GoPro Kameras

GoPro: Neuer Prozessor soll Kameras fit für “kinoreife Leistung” machen

GoPro stellt einen neuen Prozessor vor und blickt damit über Action-Kameras hinaus. Der GP3 soll auch kompakte Cinema-Kameras antreiben.

Schon im zweiten Quartal, also irgendwann zwischen April und Juni, sollen erste Kameras mit GoPros neuem hauseigenen Bildprozessor auf den Markt kommen. Der 5-Nanometer-Chip bietet laut Hersteller mehr als die doppelte Pixelverarbeitungsleistung im Vergleich zum Vorgänger GP2, der bereits seit 2021 in GoPro-Kameras verbaut wird.

Herzstück des GP3 ist eine spezialisierte KI-Einheit (Neural Processing Unit, NPU), die unter anderem eine verbesserte Videoverarbeitung und deutlich bessere Ergebnisse bei schwachem Licht ermöglichen soll. Zusätzlich verfügt der Chip über dedizierte Kerne für Szenenerkennung und Motiverkennung. Der GP2 nutzt bereits KI, um Kameraeinstellungen automatisch an verschiedene Aufnahmesituationen anzupassen, etwa unter Wasser oder im Schnee. Der GP3 soll diese Fähigkeiten erheblich erweitern.

Neben der Bildqualität betont GoPro auch Fortschritte bei der Energieeffizienz und dem Wärmemanagement. Beides sind traditionelle Schwachstellen kleiner Kameragehäuse und sollen sich spürbar verbessern. Gerade beim aktuellen Topmodell, der Hero 13 Black, gehören diese Punkte zu den häufigsten Kritikpunkten in Tests und Nutzerberichten.

Bemerkenswert ist, dass GoPro den GP3 nicht nur für Action-Kameras positioniert. Der Chip soll auch in 360-Grad-Kameras, Vlogging-Kameras und kompakten Cinema-Kameras zum Einsatz kommen. CEO Nicholas Woodman spricht von “kinoreifer Leistung”, die GoPro den Einstieg in das Ultra-Premium-Segment ermöglichen soll. GoPro scheint damit über seine klassische Zielgruppe aus Sport und Abenteuer hinauszuwachsen und auch professionelle Filmemacher ansprechen zu wollen. Besser spät als nie, denn in diesem Markt haben sich längst Insta360 und DJI breit gemacht. Bereits letztes Jahr hatte Woodman angekündigt, ab 2026 in die Kategorie hochwertiger Low-Light-Kameras für Vlogger, Prosumer und Profis einsteigen zu wollen.

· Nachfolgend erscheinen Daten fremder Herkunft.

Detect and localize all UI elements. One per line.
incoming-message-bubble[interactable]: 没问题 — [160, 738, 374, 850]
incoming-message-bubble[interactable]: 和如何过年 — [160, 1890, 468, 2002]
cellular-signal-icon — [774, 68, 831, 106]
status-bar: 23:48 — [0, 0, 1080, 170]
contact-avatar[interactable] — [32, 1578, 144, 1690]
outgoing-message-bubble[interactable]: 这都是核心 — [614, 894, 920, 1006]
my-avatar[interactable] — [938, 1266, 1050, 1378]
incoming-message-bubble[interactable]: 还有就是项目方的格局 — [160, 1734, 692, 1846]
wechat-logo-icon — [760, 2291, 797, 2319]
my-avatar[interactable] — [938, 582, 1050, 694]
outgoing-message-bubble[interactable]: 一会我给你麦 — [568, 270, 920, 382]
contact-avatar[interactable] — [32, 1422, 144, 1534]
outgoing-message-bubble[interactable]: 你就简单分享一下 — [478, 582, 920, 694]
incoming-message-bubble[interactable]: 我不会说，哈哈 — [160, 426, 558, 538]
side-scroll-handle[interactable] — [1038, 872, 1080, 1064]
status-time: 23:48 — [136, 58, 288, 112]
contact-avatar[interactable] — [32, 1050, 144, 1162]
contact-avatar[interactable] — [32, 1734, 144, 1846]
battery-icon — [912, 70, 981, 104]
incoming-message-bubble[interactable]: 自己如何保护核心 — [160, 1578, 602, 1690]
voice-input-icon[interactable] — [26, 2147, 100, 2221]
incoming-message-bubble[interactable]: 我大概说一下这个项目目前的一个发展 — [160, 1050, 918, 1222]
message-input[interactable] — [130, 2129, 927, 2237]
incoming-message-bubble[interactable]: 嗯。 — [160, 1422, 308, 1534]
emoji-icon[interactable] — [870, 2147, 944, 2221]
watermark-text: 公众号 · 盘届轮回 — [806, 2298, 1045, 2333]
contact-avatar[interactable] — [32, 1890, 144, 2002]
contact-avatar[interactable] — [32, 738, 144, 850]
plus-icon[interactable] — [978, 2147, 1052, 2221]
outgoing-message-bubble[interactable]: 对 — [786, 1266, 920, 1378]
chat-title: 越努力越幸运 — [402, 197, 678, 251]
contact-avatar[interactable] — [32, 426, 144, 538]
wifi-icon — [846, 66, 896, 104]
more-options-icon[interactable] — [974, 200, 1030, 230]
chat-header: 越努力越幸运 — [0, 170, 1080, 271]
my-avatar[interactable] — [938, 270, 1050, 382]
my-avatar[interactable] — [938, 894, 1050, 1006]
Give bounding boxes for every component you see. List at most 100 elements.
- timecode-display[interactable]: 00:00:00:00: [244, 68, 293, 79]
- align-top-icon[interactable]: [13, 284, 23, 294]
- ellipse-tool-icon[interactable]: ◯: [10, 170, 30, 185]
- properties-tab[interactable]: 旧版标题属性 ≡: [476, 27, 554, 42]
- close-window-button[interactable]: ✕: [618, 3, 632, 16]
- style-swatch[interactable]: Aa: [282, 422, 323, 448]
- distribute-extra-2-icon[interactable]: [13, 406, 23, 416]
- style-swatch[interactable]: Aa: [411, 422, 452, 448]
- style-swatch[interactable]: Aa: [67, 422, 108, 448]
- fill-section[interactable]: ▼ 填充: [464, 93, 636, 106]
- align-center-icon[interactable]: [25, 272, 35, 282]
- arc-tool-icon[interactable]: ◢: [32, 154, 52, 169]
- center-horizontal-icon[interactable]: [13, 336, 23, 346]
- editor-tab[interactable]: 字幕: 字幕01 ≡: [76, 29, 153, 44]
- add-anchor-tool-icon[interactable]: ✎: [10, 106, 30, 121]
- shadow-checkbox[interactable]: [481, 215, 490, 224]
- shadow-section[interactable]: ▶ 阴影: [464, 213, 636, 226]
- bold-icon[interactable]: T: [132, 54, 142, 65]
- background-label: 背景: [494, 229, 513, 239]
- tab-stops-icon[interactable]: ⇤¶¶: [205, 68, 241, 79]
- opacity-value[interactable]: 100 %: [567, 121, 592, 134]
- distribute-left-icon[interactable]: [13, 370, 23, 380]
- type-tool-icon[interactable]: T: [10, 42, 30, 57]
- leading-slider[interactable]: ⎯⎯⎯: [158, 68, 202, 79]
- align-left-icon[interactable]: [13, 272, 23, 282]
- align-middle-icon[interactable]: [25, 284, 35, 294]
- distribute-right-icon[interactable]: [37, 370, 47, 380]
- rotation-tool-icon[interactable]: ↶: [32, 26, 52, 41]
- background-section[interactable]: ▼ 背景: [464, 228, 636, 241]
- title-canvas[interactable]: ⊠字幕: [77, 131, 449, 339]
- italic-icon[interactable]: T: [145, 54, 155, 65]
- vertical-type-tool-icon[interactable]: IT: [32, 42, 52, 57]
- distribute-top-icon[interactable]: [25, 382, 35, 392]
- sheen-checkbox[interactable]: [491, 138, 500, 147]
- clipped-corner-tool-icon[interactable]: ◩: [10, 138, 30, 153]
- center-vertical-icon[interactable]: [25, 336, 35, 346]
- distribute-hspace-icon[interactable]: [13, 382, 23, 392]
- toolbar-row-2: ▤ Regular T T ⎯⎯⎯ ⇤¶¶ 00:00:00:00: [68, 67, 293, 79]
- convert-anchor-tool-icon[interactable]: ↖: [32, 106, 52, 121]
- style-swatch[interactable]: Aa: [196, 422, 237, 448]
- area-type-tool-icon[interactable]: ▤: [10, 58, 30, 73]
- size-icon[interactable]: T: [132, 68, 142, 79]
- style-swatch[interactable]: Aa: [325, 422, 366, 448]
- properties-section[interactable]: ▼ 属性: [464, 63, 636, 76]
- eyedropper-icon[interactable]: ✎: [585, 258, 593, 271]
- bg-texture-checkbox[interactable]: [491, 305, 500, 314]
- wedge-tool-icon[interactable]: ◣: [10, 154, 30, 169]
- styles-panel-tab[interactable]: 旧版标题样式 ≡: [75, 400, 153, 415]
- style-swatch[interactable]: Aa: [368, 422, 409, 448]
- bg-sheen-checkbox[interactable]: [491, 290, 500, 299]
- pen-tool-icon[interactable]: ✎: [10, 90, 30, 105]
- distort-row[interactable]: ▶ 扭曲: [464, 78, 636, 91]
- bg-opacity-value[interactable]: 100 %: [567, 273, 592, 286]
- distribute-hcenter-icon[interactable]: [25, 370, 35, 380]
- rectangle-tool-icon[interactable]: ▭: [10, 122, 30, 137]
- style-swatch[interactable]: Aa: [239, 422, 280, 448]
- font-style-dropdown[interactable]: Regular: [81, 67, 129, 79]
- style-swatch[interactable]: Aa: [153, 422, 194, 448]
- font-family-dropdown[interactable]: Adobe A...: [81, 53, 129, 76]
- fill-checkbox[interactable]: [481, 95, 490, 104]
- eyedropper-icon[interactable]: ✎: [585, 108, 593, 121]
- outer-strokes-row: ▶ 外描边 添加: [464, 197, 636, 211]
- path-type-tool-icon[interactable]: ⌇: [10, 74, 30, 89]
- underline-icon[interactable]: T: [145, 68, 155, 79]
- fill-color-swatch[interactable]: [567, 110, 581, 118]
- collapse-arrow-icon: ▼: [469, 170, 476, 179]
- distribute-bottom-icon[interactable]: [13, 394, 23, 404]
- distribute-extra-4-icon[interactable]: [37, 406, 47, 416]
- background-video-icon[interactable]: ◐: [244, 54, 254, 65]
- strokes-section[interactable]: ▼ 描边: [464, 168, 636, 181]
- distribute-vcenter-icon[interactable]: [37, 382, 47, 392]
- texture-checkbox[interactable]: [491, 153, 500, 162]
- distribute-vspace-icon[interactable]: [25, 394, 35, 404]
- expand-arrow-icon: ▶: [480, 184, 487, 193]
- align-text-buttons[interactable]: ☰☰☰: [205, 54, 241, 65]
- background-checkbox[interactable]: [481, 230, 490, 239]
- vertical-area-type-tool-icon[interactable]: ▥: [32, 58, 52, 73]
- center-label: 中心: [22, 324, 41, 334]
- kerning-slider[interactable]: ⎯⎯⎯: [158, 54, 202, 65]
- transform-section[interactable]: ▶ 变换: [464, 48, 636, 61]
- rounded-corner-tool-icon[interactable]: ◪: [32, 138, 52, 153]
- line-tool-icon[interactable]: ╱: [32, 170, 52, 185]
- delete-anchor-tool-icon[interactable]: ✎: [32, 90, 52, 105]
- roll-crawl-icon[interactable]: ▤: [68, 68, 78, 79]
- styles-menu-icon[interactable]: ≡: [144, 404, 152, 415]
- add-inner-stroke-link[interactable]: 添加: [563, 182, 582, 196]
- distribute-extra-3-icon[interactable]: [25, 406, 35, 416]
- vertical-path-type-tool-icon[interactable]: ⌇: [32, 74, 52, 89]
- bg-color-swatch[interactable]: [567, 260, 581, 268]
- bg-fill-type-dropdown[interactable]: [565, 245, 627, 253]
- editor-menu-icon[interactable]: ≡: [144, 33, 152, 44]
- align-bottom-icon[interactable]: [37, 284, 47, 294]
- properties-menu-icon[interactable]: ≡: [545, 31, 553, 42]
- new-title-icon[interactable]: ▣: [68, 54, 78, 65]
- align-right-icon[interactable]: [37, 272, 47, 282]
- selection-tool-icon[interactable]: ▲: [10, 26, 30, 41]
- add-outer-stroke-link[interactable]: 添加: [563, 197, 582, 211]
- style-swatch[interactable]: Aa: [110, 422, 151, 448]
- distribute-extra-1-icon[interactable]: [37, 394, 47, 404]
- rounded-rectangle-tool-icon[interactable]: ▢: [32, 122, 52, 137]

Welche konkreten Kameras mit dem GP3 starten werden, hat GoPro noch nicht verraten, auszugehen ist aber von der GoPro Hero 14 Black, die letztes Jahr vergeblich auf sich warten ließ. Die Ankündigung fällt aber in eine Zeit, in der das Unternehmen nach dem verlorenen Patentstreit mit Insta360 vor der US-Handelskommission ITC neue Akzente setzen muss. Mit der Max 2 hatte GoPro erst im September eine neue 360-Grad-Kamera vorgestellt.